Maha Salem avec agences, Jeudi, 11 janvier 2018

Profitant du soutien américain, de la faiblesse des Palestiniens et de l'inaction de la communauté internationale, Israël multiplie les mesures visant à rendre impossible la division de Jérusalem.

Israël sape la solution à deux Etats
Les mesures israéliennes balaient les espoirs de paix au Proche-Orient. (Photo : Reuters)

Depuis la décision américaine de reconnaître Jérusalem comme capitale d’Israël, l’Etat hébreu ne cesse de multiplier les mesures visant à imposer le fait accompli et balayant encore plus les espoirs d’une solution à deux Etats. Des mesures face auxquelles Palestiniens et Arabes restent pour le moment impuissants. Pourtant, une réunion regroupant, le samedi 6 janvier, à Amman, les ministres des Affaires étrangères égyptien, saoudien, palestinien, marocain et émirati, en plus du secrétaire général de la Ligue arabe, Ahmad Aboul-Gheit, était consacrée à Jérusalem. « La Ligue arabe va chercher à obtenir la reconnaissance internationale d’un Etat palestinien avec Jérusalem-Est comme capitale, en réponse à la décision unilatérale américaine de déclarer Jérusalem capitale d’Israël », a indiqué, samedi, le ministre jordanien des Affaires étrangères. L’un des objectifs est de réaffirmer « l’invalidité de la décision (américaine) de reconnaître Jérusalem comme capitale d’Israël et le fait qu’elle n’ait aucune conséquence juridique », a déclaré Aymane Safadi, lors d’une conférence de presse conjointe avec le secrétaire général de la Ligue arabe. « Nous chercherons à obtenir (...) la reconnaissance d’un Etat palestinien avec Jérusalem-Est pour capitale dans les frontières de juin 1967 », a-t-il ajouté.

Mais d’ici à ce que cette reconnaissance voit le jour, il sera impossible de faire de Jérusalem- Est la capitale palestinienne, si l’Etat hébreu persiste dans sa politique. En effet, le parlement israélien a adopté, la semaine dernière, un projet de loi visant à compliquer le passage sous souveraineté palestinienne de certaines zones de Jérusalem dans le cadre d’un futur accord de paix.
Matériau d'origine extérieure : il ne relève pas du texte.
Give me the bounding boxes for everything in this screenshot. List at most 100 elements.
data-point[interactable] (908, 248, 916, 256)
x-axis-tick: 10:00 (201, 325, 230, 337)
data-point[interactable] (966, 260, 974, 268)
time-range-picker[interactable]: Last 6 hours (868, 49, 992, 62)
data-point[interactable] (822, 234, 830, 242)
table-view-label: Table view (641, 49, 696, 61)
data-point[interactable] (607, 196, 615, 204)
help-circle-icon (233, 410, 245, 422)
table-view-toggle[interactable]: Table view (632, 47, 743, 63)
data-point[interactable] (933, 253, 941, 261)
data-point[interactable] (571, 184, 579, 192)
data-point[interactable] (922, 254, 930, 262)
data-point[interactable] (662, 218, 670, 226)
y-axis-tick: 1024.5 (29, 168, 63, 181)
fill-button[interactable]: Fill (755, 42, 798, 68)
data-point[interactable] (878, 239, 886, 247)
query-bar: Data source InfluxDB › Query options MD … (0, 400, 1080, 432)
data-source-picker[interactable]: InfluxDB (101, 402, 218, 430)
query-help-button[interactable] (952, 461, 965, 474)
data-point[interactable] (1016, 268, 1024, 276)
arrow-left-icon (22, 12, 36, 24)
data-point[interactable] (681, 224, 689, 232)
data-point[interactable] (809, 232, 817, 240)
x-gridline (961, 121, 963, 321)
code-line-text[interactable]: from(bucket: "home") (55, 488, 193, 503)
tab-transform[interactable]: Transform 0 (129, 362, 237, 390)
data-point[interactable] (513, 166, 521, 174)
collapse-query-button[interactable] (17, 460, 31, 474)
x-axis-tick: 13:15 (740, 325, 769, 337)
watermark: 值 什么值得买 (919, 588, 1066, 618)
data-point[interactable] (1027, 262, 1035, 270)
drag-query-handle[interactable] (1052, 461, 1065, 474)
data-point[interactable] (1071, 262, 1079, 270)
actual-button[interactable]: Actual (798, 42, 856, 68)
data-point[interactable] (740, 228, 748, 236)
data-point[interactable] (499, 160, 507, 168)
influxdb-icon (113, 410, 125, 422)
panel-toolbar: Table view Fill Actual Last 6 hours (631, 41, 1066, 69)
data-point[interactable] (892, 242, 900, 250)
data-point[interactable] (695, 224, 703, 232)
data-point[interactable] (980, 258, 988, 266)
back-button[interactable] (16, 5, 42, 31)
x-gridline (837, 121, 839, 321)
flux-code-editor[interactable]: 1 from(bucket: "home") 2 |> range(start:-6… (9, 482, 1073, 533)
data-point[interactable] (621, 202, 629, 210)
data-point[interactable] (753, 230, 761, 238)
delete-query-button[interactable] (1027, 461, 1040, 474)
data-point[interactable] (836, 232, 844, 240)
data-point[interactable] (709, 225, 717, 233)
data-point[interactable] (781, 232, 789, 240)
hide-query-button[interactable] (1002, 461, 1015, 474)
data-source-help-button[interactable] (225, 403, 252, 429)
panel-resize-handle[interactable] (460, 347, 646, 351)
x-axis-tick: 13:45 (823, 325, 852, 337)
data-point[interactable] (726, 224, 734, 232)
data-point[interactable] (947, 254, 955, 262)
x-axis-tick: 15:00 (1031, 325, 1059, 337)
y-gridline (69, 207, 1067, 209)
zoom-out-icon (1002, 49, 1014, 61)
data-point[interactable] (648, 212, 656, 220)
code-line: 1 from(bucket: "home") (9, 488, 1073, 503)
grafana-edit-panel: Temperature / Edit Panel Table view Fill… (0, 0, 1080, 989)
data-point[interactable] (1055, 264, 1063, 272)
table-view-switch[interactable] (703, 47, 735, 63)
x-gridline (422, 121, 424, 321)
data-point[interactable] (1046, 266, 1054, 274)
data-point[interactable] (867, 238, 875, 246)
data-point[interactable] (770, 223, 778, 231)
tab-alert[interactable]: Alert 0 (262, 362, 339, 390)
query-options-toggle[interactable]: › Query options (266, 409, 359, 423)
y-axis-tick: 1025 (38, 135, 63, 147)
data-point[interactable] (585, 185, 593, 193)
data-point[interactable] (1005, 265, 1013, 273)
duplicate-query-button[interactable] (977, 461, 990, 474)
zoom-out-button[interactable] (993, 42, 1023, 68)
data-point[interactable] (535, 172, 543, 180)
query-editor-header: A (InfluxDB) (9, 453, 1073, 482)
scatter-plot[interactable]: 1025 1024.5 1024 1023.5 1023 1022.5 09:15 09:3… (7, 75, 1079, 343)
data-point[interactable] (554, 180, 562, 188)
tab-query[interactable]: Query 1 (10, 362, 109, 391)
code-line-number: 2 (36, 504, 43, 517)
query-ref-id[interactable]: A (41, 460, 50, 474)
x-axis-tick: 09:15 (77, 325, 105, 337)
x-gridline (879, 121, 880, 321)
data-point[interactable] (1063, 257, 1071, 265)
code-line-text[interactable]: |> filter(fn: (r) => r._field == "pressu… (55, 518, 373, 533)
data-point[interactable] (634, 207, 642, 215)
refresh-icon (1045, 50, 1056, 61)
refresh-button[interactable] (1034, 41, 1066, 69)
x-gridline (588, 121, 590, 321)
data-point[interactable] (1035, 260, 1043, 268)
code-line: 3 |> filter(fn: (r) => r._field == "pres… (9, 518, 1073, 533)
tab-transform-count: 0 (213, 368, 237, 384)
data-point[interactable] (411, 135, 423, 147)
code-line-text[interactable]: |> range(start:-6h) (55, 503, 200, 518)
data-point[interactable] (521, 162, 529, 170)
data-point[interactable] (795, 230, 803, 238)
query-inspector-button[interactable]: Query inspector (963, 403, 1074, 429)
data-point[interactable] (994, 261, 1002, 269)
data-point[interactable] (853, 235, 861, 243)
Le texte, approuvé à 64 voix contre 51. Cette loi prévoit que toute cession aux Palestiniens de ce qu’Israël considère comme faisant partie de Jérusalem nécessitera un vote à la majorité des deux tiers des députés. Selon un communiqué du Parlement, la loi permet également de modifier la définition municipale de Jérusalem, certains secteurs de la ville pouvant ainsi être déclarés comme des entités séparées. Parallèlement, le ministre israélien de la Défense, Avigdor Lieberman, a annoncé de nouveaux plans de construction de logements dans les colonies juives de Cisjordanie occupée, des plans qui doivent être présentés ce mercredi. Le nombre de logements concernés n’a pas été précisé. Auparavant, le Likoud, parti du premier ministre Benyamin Netanyahu, avait adopté à l’unanimité une résolution appelant « les responsables élus du Likoud à permettre la libre construction dans les colonies et l’application de la législation israélienne à tous les secteurs d’implantation juive libérés de la Judée-Samarie (nom biblique de la Cisjordanie) ». Un texte qui n’a pas de valeur légale, mais qui, s’il est adopté par le gouvernement, mettrait définitivement fin à la solution à deux Etats dans la mesure où l’étendue d’un éventuel Etat palestinien serait réduite à une peau de chagrin. Ce texte devait initialement être voté en octobre, et Netanyahu avait alors reporté le vote. Aujourd’hui, fort de la position américaine et de l’impuissance palestinienne, Netanyahu a laissé passer le texte, d’autant plus qu’il fait actuellement face à la surenchère du lobby procolonisation et de membres de son propre gouvernement favorables à l’annexion.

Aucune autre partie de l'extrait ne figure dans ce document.